All he knows is the Saints were a different team in the second half. From the opening kickoff, which they recovered through an onside kick, to the stellar play of Brees, the game's Most Valuable Player, to the coup de grace by Porter, the Saints were the better team in South Florida on Sunday.

"I was just in New Orleans the other day," said the elder Vignaud, who works as a contractor and has been back to his hometown several times since Katrina. "Believe me when I tell you this means so much to the city. People are still suffering back there. But this will help them forget their troubles a little."

Kathy Vignaud said: "It's a long time coming, For the city to come back, it's a blessing for New Orleans that the Saints won the Super Bowl."
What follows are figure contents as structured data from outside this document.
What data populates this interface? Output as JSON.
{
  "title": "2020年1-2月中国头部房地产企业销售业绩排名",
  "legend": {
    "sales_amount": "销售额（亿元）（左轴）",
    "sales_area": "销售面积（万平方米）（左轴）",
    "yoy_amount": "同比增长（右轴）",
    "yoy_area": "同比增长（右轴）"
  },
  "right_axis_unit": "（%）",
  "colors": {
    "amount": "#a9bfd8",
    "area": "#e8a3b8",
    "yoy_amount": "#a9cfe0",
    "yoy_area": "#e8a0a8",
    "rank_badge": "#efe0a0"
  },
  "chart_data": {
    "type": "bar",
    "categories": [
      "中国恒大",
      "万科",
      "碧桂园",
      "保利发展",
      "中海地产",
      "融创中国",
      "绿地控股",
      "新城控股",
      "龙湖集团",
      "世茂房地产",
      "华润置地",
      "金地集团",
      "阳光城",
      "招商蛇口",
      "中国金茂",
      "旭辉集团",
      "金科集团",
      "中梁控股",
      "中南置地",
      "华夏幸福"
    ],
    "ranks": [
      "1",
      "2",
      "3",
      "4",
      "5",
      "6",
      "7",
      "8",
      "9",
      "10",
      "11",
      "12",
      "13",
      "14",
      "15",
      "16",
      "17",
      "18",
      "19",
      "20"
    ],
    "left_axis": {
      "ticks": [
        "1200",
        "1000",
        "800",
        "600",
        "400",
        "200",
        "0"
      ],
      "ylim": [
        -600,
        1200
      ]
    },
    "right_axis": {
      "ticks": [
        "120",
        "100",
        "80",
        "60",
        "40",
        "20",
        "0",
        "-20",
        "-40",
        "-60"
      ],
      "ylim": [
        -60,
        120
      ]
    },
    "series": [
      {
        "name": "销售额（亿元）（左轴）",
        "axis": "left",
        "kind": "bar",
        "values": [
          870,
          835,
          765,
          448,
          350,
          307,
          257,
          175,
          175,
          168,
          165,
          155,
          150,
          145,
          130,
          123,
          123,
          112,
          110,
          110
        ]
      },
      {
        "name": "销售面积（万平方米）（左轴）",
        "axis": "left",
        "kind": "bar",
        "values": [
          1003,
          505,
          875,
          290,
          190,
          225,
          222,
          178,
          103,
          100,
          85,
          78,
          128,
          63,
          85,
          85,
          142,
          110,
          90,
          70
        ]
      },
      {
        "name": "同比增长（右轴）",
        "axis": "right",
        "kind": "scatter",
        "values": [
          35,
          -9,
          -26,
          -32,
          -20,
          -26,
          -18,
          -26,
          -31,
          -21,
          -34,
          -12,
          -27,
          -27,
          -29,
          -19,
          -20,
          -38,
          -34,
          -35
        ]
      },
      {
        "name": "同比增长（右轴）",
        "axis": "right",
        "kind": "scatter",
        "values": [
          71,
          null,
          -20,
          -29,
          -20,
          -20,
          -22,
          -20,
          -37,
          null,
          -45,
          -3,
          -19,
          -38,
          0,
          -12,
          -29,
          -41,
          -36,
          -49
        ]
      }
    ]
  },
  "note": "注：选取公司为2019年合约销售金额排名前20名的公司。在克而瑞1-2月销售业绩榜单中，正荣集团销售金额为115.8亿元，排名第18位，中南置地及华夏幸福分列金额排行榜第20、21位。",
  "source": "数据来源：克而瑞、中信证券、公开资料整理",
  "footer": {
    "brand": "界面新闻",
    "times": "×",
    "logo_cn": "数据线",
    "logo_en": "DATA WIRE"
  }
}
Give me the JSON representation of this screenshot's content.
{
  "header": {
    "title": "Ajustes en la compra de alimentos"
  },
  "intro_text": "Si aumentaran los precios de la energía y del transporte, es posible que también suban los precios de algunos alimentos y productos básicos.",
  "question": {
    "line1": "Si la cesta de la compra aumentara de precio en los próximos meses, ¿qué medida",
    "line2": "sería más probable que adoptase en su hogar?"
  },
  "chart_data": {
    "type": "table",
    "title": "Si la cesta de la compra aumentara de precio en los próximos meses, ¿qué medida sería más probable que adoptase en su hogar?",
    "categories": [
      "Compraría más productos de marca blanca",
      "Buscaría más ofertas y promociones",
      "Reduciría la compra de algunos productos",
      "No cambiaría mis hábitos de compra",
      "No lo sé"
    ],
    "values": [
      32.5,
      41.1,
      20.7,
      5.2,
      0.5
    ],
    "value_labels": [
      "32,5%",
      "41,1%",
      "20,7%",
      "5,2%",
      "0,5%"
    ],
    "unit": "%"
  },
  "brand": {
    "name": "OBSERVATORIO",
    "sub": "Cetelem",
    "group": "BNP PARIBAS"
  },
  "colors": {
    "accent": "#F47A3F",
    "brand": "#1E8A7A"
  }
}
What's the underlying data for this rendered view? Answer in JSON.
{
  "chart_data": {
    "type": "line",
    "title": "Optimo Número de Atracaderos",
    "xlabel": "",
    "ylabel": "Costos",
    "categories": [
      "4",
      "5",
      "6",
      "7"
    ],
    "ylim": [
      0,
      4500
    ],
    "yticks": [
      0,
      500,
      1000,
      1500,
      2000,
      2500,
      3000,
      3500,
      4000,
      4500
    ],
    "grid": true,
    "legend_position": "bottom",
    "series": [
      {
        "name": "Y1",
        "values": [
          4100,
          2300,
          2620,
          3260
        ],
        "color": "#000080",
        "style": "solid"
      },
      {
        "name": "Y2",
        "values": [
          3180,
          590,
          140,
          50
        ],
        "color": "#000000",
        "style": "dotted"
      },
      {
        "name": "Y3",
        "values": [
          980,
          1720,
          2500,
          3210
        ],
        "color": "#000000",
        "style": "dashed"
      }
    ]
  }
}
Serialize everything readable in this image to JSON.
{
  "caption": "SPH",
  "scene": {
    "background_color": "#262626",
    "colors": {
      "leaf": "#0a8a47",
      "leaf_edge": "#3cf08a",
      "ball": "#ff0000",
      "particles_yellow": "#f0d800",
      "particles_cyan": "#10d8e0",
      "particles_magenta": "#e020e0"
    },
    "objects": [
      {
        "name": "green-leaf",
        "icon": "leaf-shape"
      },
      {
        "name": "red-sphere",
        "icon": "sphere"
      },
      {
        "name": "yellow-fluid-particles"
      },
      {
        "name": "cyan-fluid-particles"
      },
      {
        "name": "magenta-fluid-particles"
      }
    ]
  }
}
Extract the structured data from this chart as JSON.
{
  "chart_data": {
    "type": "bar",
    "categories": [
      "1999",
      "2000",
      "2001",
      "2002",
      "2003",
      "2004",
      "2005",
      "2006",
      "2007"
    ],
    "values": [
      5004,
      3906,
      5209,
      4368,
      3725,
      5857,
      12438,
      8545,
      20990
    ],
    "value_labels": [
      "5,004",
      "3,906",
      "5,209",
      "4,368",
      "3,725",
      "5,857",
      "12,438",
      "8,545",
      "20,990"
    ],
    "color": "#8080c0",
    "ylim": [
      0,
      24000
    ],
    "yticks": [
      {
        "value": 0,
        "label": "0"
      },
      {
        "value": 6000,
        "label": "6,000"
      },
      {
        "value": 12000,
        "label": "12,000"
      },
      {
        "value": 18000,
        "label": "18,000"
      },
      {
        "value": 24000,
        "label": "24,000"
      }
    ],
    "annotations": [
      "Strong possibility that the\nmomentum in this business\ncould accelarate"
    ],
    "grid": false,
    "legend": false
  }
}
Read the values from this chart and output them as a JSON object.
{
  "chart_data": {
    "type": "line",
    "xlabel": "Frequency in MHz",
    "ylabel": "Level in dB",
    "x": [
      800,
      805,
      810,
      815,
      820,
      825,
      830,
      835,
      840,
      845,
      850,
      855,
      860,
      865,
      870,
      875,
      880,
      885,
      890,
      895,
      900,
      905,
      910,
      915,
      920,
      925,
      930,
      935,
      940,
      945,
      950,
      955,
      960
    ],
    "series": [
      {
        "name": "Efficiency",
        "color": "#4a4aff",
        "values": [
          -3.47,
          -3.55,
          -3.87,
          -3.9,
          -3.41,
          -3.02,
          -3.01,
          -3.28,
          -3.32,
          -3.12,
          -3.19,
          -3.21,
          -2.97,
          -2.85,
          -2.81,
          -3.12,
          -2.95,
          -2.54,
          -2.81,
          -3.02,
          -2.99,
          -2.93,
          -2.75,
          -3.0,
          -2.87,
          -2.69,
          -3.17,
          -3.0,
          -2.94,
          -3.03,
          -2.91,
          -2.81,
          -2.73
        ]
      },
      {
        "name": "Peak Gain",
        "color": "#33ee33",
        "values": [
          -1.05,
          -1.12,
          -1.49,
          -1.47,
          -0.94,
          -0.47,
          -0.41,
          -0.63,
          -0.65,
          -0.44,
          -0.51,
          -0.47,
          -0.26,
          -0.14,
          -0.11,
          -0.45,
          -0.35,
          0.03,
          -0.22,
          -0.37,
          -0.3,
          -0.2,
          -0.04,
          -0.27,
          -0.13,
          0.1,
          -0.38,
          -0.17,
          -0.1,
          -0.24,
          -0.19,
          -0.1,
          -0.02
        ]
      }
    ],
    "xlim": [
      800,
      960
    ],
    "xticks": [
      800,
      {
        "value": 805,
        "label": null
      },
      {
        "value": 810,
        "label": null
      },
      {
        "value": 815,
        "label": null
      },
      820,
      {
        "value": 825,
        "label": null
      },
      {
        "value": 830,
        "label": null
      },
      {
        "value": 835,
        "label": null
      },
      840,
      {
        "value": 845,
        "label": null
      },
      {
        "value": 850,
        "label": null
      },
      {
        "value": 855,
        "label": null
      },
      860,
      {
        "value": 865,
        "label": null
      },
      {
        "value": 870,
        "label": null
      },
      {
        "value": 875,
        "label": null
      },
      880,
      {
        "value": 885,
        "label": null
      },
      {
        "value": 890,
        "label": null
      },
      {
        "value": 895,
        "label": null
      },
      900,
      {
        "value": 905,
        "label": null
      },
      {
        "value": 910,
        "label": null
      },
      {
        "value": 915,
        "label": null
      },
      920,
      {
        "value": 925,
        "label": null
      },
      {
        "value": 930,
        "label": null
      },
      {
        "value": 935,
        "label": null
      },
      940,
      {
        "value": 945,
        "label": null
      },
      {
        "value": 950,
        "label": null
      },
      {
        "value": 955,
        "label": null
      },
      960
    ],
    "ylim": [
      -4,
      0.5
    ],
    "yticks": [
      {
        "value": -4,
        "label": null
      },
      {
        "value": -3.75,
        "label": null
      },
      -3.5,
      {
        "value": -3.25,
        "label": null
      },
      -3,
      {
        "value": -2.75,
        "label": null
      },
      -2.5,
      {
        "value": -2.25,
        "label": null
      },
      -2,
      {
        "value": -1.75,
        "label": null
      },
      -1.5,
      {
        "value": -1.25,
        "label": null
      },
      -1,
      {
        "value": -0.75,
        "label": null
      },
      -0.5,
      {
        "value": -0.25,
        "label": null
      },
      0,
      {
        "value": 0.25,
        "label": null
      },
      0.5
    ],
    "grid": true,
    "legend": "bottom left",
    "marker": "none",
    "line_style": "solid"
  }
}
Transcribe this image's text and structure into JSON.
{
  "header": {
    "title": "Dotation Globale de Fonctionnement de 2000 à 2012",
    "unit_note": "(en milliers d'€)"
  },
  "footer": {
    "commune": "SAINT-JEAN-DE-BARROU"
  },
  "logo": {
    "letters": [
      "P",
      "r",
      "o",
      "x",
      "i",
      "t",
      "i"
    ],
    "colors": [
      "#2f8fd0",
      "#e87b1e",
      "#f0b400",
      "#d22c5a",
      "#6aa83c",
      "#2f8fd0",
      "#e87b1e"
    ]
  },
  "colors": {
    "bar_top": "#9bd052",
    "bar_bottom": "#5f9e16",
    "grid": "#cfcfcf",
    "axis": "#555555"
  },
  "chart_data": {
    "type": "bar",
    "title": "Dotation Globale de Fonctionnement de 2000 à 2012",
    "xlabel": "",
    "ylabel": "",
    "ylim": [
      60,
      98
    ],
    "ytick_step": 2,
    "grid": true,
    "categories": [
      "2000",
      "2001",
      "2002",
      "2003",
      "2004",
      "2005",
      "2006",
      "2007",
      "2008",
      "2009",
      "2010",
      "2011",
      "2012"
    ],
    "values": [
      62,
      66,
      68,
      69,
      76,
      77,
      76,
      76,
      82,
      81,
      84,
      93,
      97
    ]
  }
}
And while her son is in mourning today, everyone is back on the same page. Tonight, the boys play their final home basketball game for Arbor View against Mojave as the Aggies try to make it to the Class 4A playoffs. The Trepagniers and Vignauds will be in the gym together celebrating the moment. They'll also remember how they've rebuilt their lives after losing everything and how for nearly four hours Sunday, they were in lockstep with the rest of the ''Who Dat Nation,'' though they're thousands of miles from home.

"It's a dream come true," the elder Trepagnier said. "Honestly, I never thought I'd live to see this day. I may even shed a tear or two."

He was talking about the Saints. But he might cry a little tonight at Arbor View as well.